Set up a video camera in the corner of the room to record your family dyeing Easter eggs from start to finish. Just let the camera roll as you and the kids color eggs with natural dyes, decorate them with herbs or add flair to them with tie-dyed effects.
Be sure to turn on the video camera every year. It won’t be long until you can edit a home movie on your computer that shows Easter after Easter of your family dyeing eggs in the kitchen.

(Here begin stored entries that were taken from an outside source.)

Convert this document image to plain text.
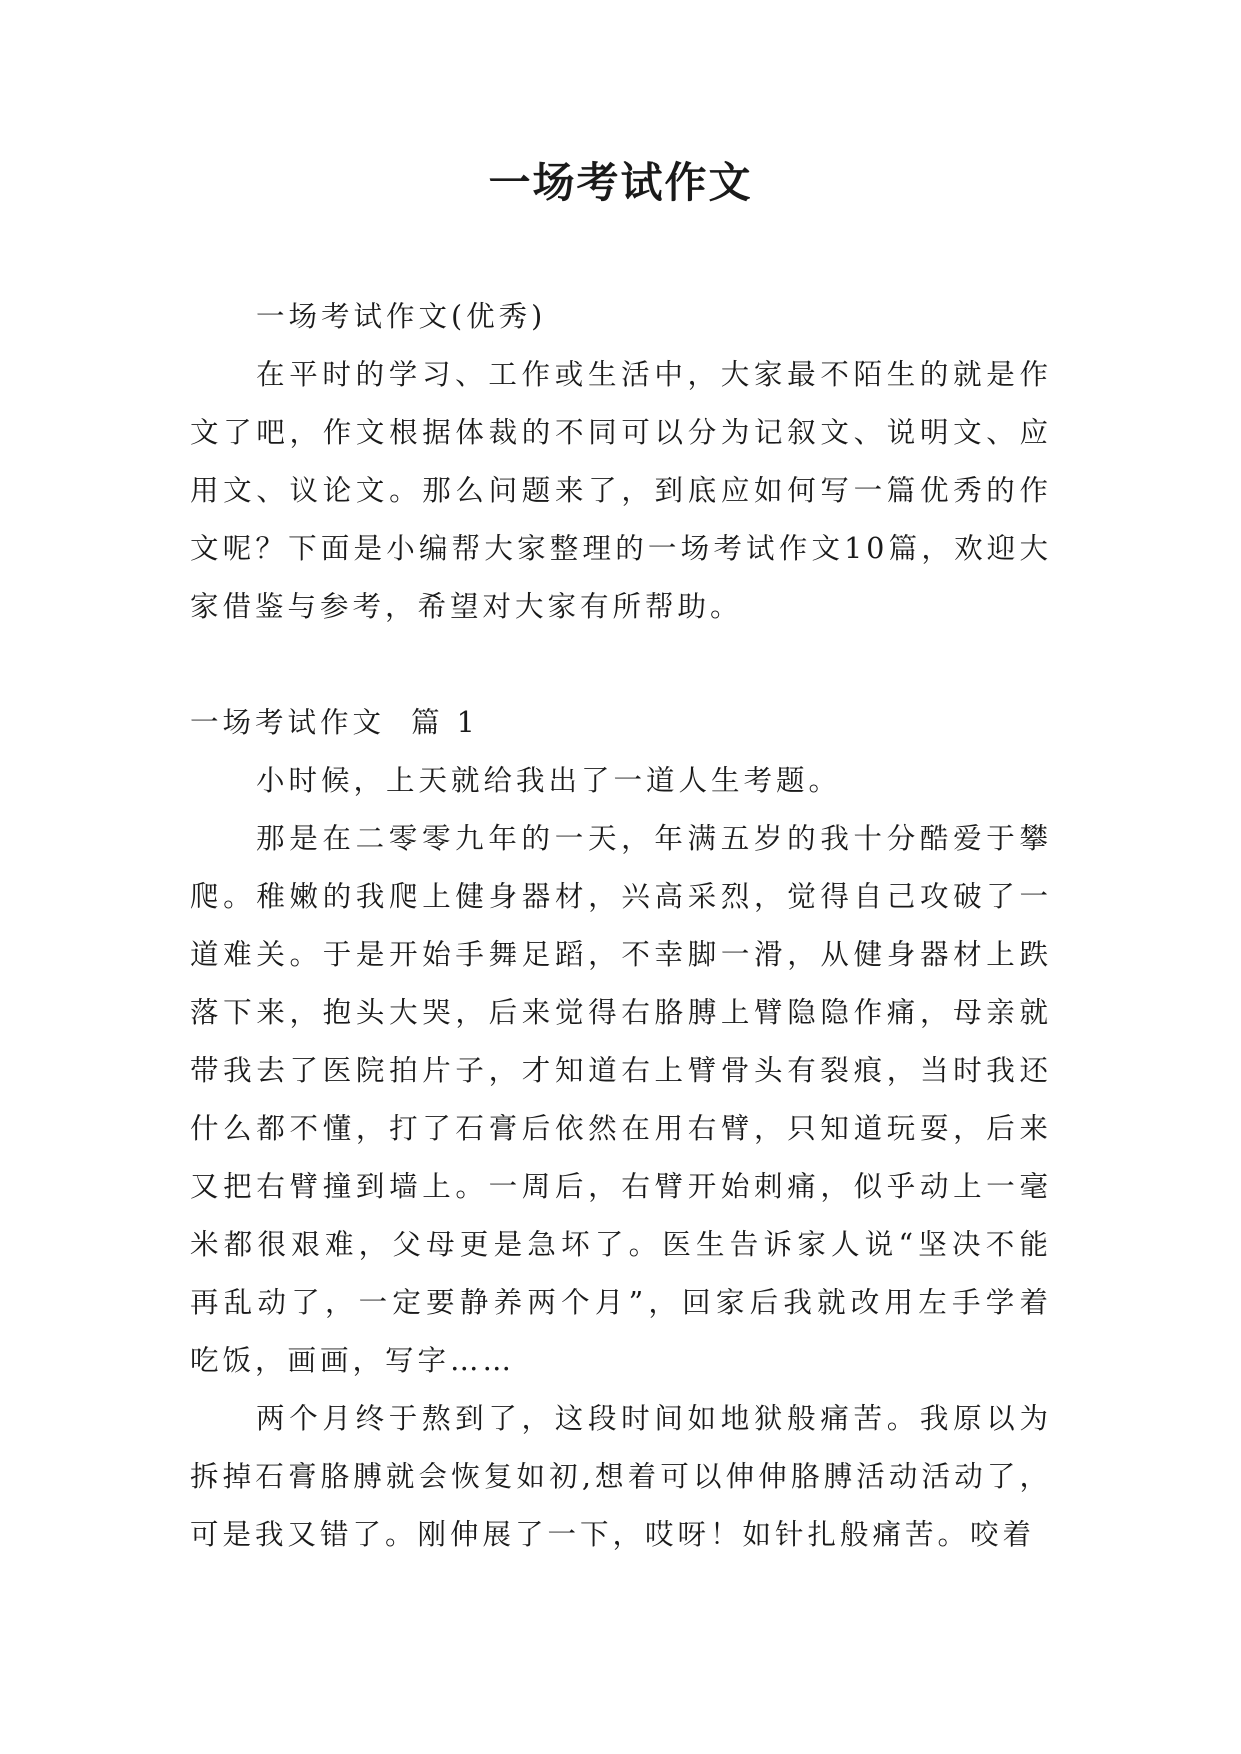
一场考试作文

一场考试作文(优秀)

在平时的学习、工作或生活中，大家最不陌生的就是作文了吧，作文根据体裁的不同可以分为记叙文、说明文、应用文、议论文。那么问题来了，到底应如何写一篇优秀的作文呢？下面是小编帮大家整理的一场考试作文10篇，欢迎大家借鉴与参考，希望对大家有所帮助。

一场考试作文  篇 1

小时候，上天就给我出了一道人生考题。

那是在二零零九年的一天，年满五岁的我十分酷爱于攀爬。稚嫩的我爬上健身器材，兴高采烈，觉得自己攻破了一道难关。于是开始手舞足蹈，不幸脚一滑，从健身器材上跌落下来，抱头大哭，后来觉得右胳膊上臂隐隐作痛，母亲就带我去了医院拍片子，才知道右上臂骨头有裂痕，当时我还什么都不懂，打了石膏后依然在用右臂，只知道玩耍，后来又把右臂撞到墙上。一周后，右臂开始刺痛，似乎动上一毫米都很艰难，父母更是急坏了。医生告诉家人说“坚决不能再乱动了，一定要静养两个月”，回家后我就改用左手学着吃饭，画画，写字……

两个月终于熬到了，这段时间如地狱般痛苦。我原以为拆掉石膏胳膊就会恢复如初,想着可以伸伸胳膊活动活动了，可是我又错了。刚伸展了一下，哎呀！如针扎般痛苦。咬着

Hunt those Easter Eggs as a family
We may not be able to attend the annual White House Easter Egg Roll, but you can have plenty of fun in your own backyard. Or find an Easter egg hunt near you. While the egg hunt is probably an Easter tradition you enjoyed as a child too, spread the fun out for more than one day for your kids. Hide Easter eggs around the house, in your yard or on the playground. Let them hunt plastic eggs several days after Easter is over. The thrill of the hunt doesn’t fade for kids.
Cherish your Easter traditions with your children because as we all know time flies by so quickly. This year, as you revisit your Easter traditions from the past, make learning something new about Easter an exciting event for the present and you can add that new tradition to your list for next year.
Have a happy and a very blessed Easter!